The matching rule used in evaluation — a ±300 second window around a diagnostic keyframe — is generous by some clinical standards. A 5-minute window means a detection could be several intestinal segments away from the actual lesion. Tightening this tolerance would stress-test the system's spatial precision, not just its categorical accuracy, and future iterations will need to demonstrate localization at higher resolution.

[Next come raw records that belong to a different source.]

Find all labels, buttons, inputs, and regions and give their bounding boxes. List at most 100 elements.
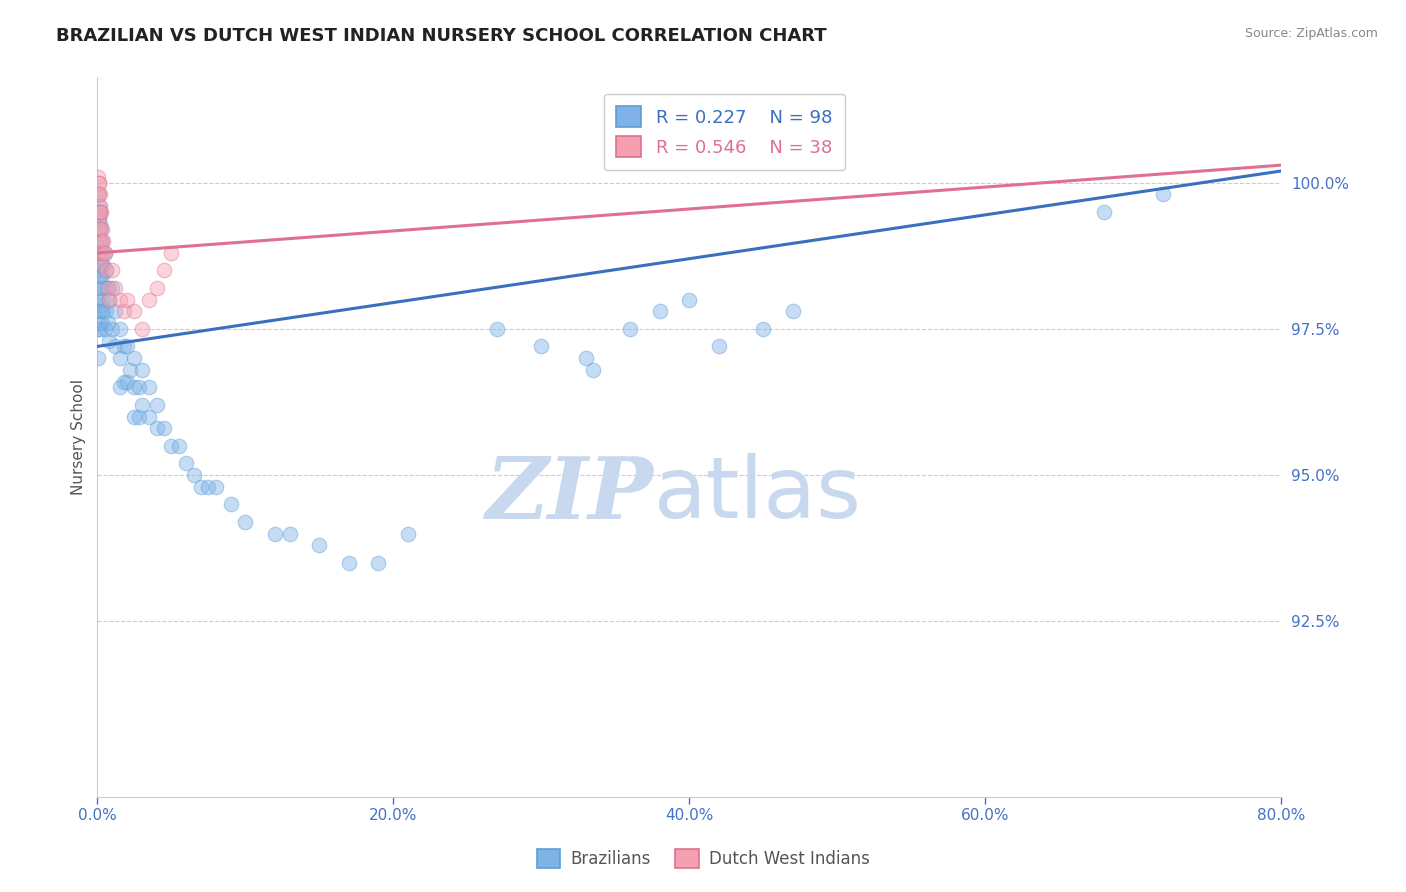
Point xyxy=(308,538,330,552)
Point xyxy=(96,304,118,318)
Point xyxy=(94,245,117,260)
Point xyxy=(582,363,605,377)
Point xyxy=(128,380,150,394)
Point xyxy=(87,211,110,225)
Point xyxy=(153,421,176,435)
Point xyxy=(782,304,804,318)
Point xyxy=(87,176,110,190)
Point xyxy=(90,316,112,330)
Point xyxy=(648,304,671,318)
Point xyxy=(118,363,141,377)
Text: atlas: atlas xyxy=(654,453,862,536)
Point xyxy=(90,222,112,236)
Point xyxy=(89,222,111,236)
Point xyxy=(108,293,131,307)
Point xyxy=(89,269,111,284)
Legend: Brazilians, Dutch West Indians: Brazilians, Dutch West Indians xyxy=(530,842,876,875)
Point xyxy=(485,322,508,336)
Point xyxy=(89,199,111,213)
Point xyxy=(87,187,110,202)
Point xyxy=(89,205,111,219)
Point xyxy=(101,281,124,295)
Point xyxy=(1092,205,1115,219)
Point xyxy=(530,339,553,353)
Point xyxy=(89,234,111,248)
Text: ZIP: ZIP xyxy=(486,453,654,536)
Point xyxy=(89,263,111,277)
Point xyxy=(138,409,160,424)
Point xyxy=(87,240,110,254)
Point xyxy=(97,281,120,295)
Point xyxy=(101,322,124,336)
Point xyxy=(87,293,110,307)
Point xyxy=(98,334,121,348)
Point xyxy=(112,304,135,318)
Point xyxy=(90,258,112,272)
Point xyxy=(89,187,111,202)
Point xyxy=(128,409,150,424)
Point xyxy=(145,398,167,412)
Point xyxy=(367,556,389,570)
Point xyxy=(678,293,700,307)
Point xyxy=(90,205,112,219)
Point xyxy=(124,409,146,424)
Point xyxy=(87,187,110,202)
Point xyxy=(94,245,117,260)
Point xyxy=(87,169,110,184)
Point xyxy=(233,515,256,529)
Point xyxy=(89,234,111,248)
Text: BRAZILIAN VS DUTCH WEST INDIAN NURSERY SCHOOL CORRELATION CHART: BRAZILIAN VS DUTCH WEST INDIAN NURSERY S… xyxy=(56,27,827,45)
Legend: R = 0.227    N = 98, R = 0.546    N = 38: R = 0.227 N = 98, R = 0.546 N = 38 xyxy=(603,94,845,169)
Point xyxy=(97,281,120,295)
Point xyxy=(153,263,176,277)
Point xyxy=(115,293,138,307)
Point xyxy=(87,263,110,277)
Point xyxy=(1152,187,1174,202)
Point xyxy=(87,281,110,295)
Point xyxy=(98,293,121,307)
Point xyxy=(87,234,110,248)
Point xyxy=(96,263,118,277)
Point xyxy=(131,398,153,412)
Point xyxy=(89,211,111,225)
Point xyxy=(124,304,146,318)
Text: Source: ZipAtlas.com: Source: ZipAtlas.com xyxy=(1244,27,1378,40)
Point xyxy=(190,480,212,494)
Point xyxy=(90,222,112,236)
Point xyxy=(90,298,112,312)
Point xyxy=(87,245,110,260)
Point xyxy=(112,375,135,389)
Point xyxy=(174,456,197,470)
Point xyxy=(204,480,226,494)
Point xyxy=(97,316,120,330)
Point xyxy=(89,234,111,248)
Point xyxy=(619,322,641,336)
Point xyxy=(90,258,112,272)
Point xyxy=(138,380,160,394)
Point xyxy=(89,222,111,236)
Point xyxy=(87,281,110,295)
Point xyxy=(91,234,114,248)
Point xyxy=(115,375,138,389)
Point xyxy=(91,293,114,307)
Point xyxy=(91,245,114,260)
Point xyxy=(219,497,242,511)
Point xyxy=(89,205,111,219)
Point xyxy=(337,556,360,570)
Point xyxy=(87,316,110,330)
Point xyxy=(145,421,167,435)
Point xyxy=(87,222,110,236)
Point xyxy=(115,339,138,353)
Point xyxy=(87,222,110,236)
Point xyxy=(104,281,127,295)
Point xyxy=(87,205,110,219)
Point xyxy=(89,269,111,284)
Point xyxy=(90,234,112,248)
Point xyxy=(87,205,110,219)
Point xyxy=(278,526,301,541)
Point xyxy=(104,339,127,353)
Point xyxy=(145,281,167,295)
Point xyxy=(87,187,110,202)
Point xyxy=(96,263,118,277)
Point xyxy=(183,468,205,483)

The Context Weaver's hierarchical grouping is driven by joint temporal-visual affinity encoded in the spatio-temporal tokens, but the grouping algorithm's behavior with unusual capsule trajectories — prolonged gastric retention, rapid transit through the ileum, retrograde motion — is not fully characterized. CE is full of edge cases that confound even human readers; an AI system will need to handle them gracefully before clinical adoption.

Perhaps the most interesting open question is multimodality. Clinical CE reports often integrate findings from the video with patient history, prior studies, and laboratory results. The current DiCE framework operates on video alone. A version that could cross-reference a patient's iron-deficiency anemia or prior Crohn's diagnosis while reading the CE video would be doing something much closer to real diagnostic reasoning — and could, in principle, achieve still lower rates of missed findings.

What DiCE establishes, clearly and rigorously, is that the paradigm matters as much as the model. Throwing a more powerful general-purpose vision-language model at a raw CE video does not solve the problem; structuring the reasoning process to match the clinical task does. For a field that has spent years optimizing frame-level accuracy metrics that poorly predict real-world clinical utility, that reframing is the most important finding of all. The capsule is already doing its job. The question has always been whether the software reading its footage can think at the level of the physician who ordered the test.

DiCE suggests the answer, increasingly, is yes.